Die UKIP trat 1994 erstmals bei Wahlen zum Europäischen Parlament an und erhielt damals lediglich ein Prozent der Stimmen. Von da an verzeichnete sie einen nahezu kontinuierlichen Anstieg – über die Europawahlen 1999 (7,1 Prozent), 2004 (16,8 Prozent) und 2009 (16,5 Prozent) – bis hin zum Ergebnis 2014. Bei nationalen Wahlen hingegen waren die Ergebnisse in der Vergangenheit (2005: 2,3 Prozent und 2110: 3,1) eher bescheiden, bis dann 2015 auch auf nationaler Ebene – zumindest, was die Gesamtstimmenzahl angeht – die eingangs erwähnten Ergebnisse erzielt wurden.

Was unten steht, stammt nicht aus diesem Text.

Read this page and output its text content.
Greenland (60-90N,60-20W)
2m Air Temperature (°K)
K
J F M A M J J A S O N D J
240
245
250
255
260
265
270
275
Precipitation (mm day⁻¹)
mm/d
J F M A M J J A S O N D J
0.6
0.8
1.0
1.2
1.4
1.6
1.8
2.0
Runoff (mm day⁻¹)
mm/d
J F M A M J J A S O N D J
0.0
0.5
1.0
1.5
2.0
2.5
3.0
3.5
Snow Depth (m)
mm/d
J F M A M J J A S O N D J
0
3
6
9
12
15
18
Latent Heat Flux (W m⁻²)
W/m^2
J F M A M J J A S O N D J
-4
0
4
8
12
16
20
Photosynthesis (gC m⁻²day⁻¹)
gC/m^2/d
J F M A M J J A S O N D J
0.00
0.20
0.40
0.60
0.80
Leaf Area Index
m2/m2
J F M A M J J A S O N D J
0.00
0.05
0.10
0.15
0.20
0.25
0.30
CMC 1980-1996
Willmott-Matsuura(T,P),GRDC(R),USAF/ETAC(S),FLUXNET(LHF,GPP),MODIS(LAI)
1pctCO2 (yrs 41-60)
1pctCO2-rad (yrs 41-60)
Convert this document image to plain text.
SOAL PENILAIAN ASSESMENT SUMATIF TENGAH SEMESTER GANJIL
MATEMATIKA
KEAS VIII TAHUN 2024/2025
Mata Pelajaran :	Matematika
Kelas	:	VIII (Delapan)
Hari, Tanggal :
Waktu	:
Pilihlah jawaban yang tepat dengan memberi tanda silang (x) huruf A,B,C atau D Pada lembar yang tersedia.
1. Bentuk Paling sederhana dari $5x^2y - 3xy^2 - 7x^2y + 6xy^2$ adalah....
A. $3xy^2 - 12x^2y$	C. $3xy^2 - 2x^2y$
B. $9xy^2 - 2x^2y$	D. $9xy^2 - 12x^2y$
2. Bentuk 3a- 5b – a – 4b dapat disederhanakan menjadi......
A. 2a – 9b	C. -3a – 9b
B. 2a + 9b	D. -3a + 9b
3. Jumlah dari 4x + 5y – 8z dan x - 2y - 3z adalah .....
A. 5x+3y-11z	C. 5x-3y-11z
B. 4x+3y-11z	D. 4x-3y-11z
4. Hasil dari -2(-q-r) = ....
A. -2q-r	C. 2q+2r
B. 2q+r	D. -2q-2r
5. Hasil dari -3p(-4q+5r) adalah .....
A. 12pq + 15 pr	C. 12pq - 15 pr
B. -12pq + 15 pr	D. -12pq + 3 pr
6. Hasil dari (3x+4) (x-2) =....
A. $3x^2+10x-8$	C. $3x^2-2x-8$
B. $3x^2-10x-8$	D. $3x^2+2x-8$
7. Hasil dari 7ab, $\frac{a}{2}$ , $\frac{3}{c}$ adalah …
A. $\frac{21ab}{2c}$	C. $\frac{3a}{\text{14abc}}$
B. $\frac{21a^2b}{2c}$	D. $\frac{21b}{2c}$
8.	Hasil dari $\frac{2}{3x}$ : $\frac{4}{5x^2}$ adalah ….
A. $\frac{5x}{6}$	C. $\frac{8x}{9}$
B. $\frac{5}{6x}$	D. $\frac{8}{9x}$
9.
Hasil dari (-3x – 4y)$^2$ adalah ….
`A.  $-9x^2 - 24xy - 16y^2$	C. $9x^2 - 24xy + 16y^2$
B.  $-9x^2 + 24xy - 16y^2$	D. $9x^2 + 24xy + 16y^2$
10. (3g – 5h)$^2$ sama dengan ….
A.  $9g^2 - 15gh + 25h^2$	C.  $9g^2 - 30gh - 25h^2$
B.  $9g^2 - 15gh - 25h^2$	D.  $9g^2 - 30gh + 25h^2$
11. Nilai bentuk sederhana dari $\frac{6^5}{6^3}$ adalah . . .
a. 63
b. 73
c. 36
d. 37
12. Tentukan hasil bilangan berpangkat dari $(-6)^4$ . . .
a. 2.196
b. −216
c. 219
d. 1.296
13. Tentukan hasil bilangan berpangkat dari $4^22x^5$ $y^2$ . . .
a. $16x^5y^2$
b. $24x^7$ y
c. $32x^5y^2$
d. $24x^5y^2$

Dieser kontinuierliche Aufstieg ist im Wesentlichen zwei Faktoren geschuldet: zum einen der konstanten Thematisierung der Mitgliedschaft Großbritanniens in der Europäischen Union (EU), die in der Argumentation von UKIP (aber auch von Teilen der Konservativen Partei) direkt und indirekt für zahlreiche Probleme des Landes verantwortlich gemacht wird, und zum anderen – mangels anderer klassischer Protestparteien in Großbritannien – ihrer Rolle als Sammelbecken für allgemeine Unzufriedenheit mit der Politik, dem Establishment und „denen da oben“.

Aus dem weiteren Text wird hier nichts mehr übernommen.